Climate Change a Symptom of Spiritual Disorder Says Patriarch

By David Fines

Montreal, Canada, 28 November (ENI) - One of the world's top spiritual leaders has issued a warning about climate change as representatives from more than 180 nations gather for a United Nations' conference in Montreal on global warming.

"Climate change is more than an issue of environmental preservation," said Ecumenical Patriarch Bartholomeos I who is seen by many as the spiritual leader of the world's Orthodox Christians. "Insofar as human induced, it is a profoundly moral and spiritual problem."

The Montreal meeting is the first UN gathering since the coming into force in February of the 1997 Kyoto Protocol which sets international standards for reducing atmospheric gases that many scientists believe cause global warming. The meeting aims to
chart future action on climate change when the first phase of the protocol comes to an end in 2012.

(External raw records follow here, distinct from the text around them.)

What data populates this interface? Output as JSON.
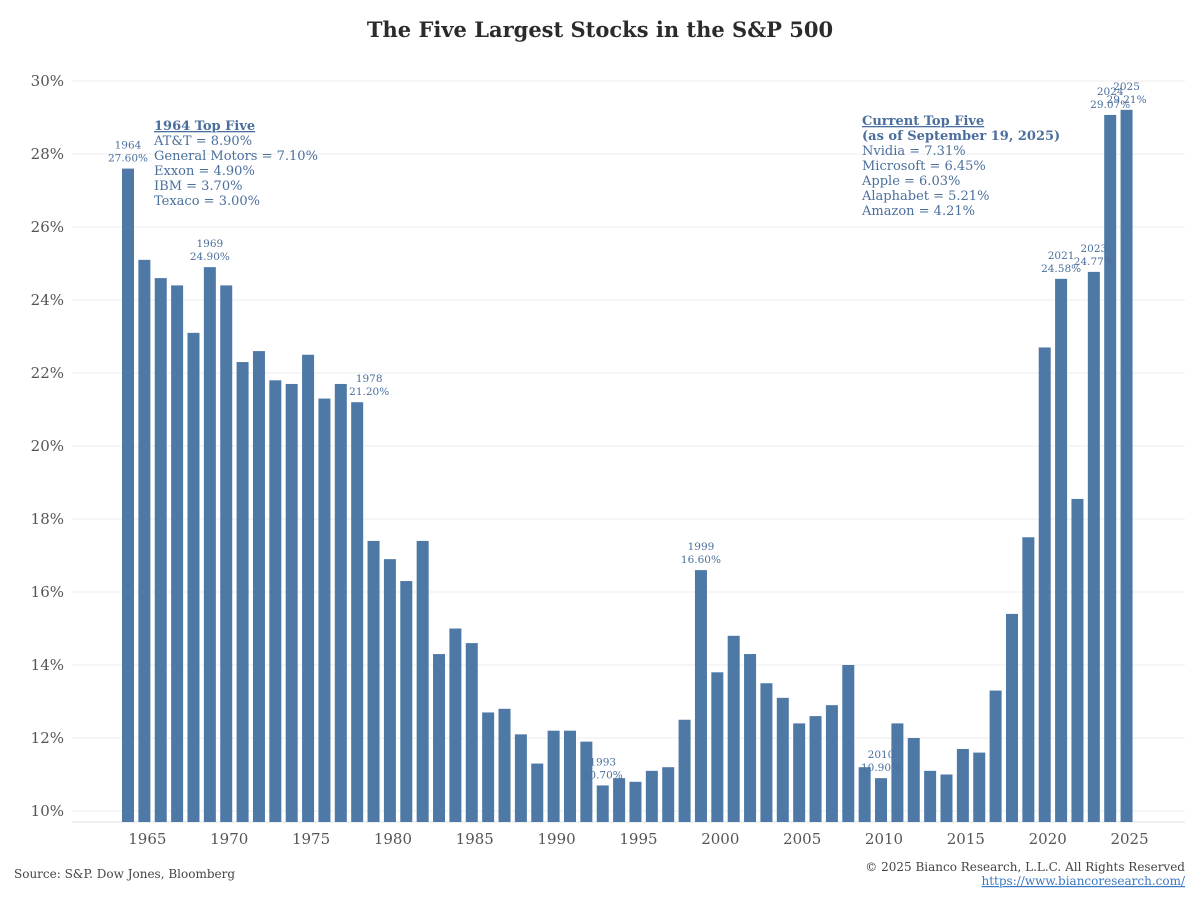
{
  "chart_data": {
    "type": "bar",
    "title": "The Five Largest Stocks in the S&P 500",
    "xlabel": "",
    "ylabel": "",
    "ylim": [
      10,
      30
    ],
    "yticks": [
      "10%",
      "12%",
      "14%",
      "16%",
      "18%",
      "20%",
      "22%",
      "24%",
      "26%",
      "28%",
      "30%"
    ],
    "ytick_values": [
      10,
      12,
      14,
      16,
      18,
      20,
      22,
      24,
      26,
      28,
      30
    ],
    "xticks": [
      "1965",
      "1970",
      "1975",
      "1980",
      "1985",
      "1990",
      "1995",
      "2000",
      "2005",
      "2010",
      "2015",
      "2020",
      "2025"
    ],
    "xtick_values": [
      1965,
      1970,
      1975,
      1980,
      1985,
      1990,
      1995,
      2000,
      2005,
      2010,
      2015,
      2020,
      2025
    ],
    "grid": true,
    "bar_color": "#4e79a7",
    "years": [
      1964,
      1965,
      1966,
      1967,
      1968,
      1969,
      1970,
      1971,
      1972,
      1973,
      1974,
      1975,
      1976,
      1977,
      1978,
      1979,
      1980,
      1981,
      1982,
      1983,
      1984,
      1985,
      1986,
      1987,
      1988,
      1989,
      1990,
      1991,
      1992,
      1993,
      1994,
      1995,
      1996,
      1997,
      1998,
      1999,
      2000,
      2001,
      2002,
      2003,
      2004,
      2005,
      2006,
      2007,
      2008,
      2009,
      2010,
      2011,
      2012,
      2013,
      2014,
      2015,
      2016,
      2017,
      2018,
      2019,
      2020,
      2021,
      2022,
      2023,
      2024,
      2025
    ],
    "values": [
      27.6,
      25.1,
      24.6,
      24.4,
      23.1,
      24.9,
      24.4,
      22.3,
      22.6,
      21.8,
      21.7,
      22.5,
      21.3,
      21.7,
      21.2,
      17.4,
      16.9,
      16.3,
      17.4,
      14.3,
      15.0,
      14.6,
      12.7,
      12.8,
      12.1,
      11.3,
      12.2,
      12.2,
      11.9,
      10.7,
      10.9,
      10.8,
      11.1,
      11.2,
      12.5,
      16.6,
      13.8,
      14.8,
      14.3,
      13.5,
      13.1,
      12.4,
      12.6,
      12.9,
      14.0,
      11.2,
      10.9,
      12.4,
      12.0,
      11.1,
      11.0,
      11.7,
      11.6,
      13.3,
      15.4,
      17.5,
      22.7,
      24.58,
      18.55,
      24.77,
      29.07,
      29.21
    ],
    "data_labels": [
      {
        "year": 1964,
        "line1": "1964",
        "line2": "27.60%"
      },
      {
        "year": 1969,
        "line1": "1969",
        "line2": "24.90%"
      },
      {
        "year": 1978,
        "line1": "1978",
        "line2": "21.20%"
      },
      {
        "year": 1993,
        "line1": "1993",
        "line2": "10.70%"
      },
      {
        "year": 1999,
        "line1": "1999",
        "line2": "16.60%"
      },
      {
        "year": 2010,
        "line1": "2010",
        "line2": "10.90%"
      },
      {
        "year": 2021,
        "line1": "2021",
        "line2": "24.58%"
      },
      {
        "year": 2023,
        "line1": "2023",
        "line2": "24.77%"
      },
      {
        "year": 2024,
        "line1": "2024",
        "line2": "29.07%"
      },
      {
        "year": 2025,
        "line1": "2025",
        "line2": "29.21%"
      }
    ],
    "annotations": {
      "left_title": "1964 Top Five",
      "left_items": [
        "AT&T = 8.90%",
        "General Motors = 7.10%",
        "Exxon = 4.90%",
        "IBM = 3.70%",
        "Texaco = 3.00%"
      ],
      "right_title": "Current Top Five",
      "right_subtitle": "(as of September 19, 2025)",
      "right_items": [
        "Nvidia = 7.31%",
        "Microsoft = 6.45%",
        "Apple = 6.03%",
        "Alaphabet = 5.21%",
        "Amazon = 4.21%"
      ]
    }
  },
  "footer": {
    "source": "Source: S&P. Dow Jones, Bloomberg",
    "copyright": "© 2025 Bianco Research, L.L.C. All Rights Reserved",
    "url": "https://www.biancoresearch.com/"
  }
}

"Unless we take radical and immediate measures to reduce emissions stemming from unsustainable - in fact unjustifiable, if not simply unjust - excesses in the demands of our lifestyle, the impact will be both alarming and imminent," the patriarch said.

The United States has not ratified the treaty and US President George Bush has expressed scepticism about scientific findings on climate change.

"Although the data regarding climate change is sometimes debated, the seriousness of the situation is generally accepted," noted Patriarch Bartholomeos in a statement released by the Geneva-based World Council of Churches, which is leading a 80-strong delegation in Montreal.

Bartholomeos added, "To persist in the current path of ecological destruction is not only folly. It is no less than suicidal, jeopardising the diversity of the very earth that we inhabit, enjoy and share."

The patriarch said faith communities were well-placed to take a long-term view of the world as God's creation while he also noted the need for them "to put their own houses in order" and for their adherents to embrace the urgency of the issue.

WCC climate change coordinator David Hallman said: "Daily events remind us of the undeniable seriousness of climate change caused by greenhouse gases." He was speaking before an interfaith service planned to take place in Montreal on 4 December. "The oil crisis, recurring devastating hurricanes, rising temperatures, the gradual disappearance of the polar ice caps, rising sea levels and global warming affect us all, believers and non-believers alike."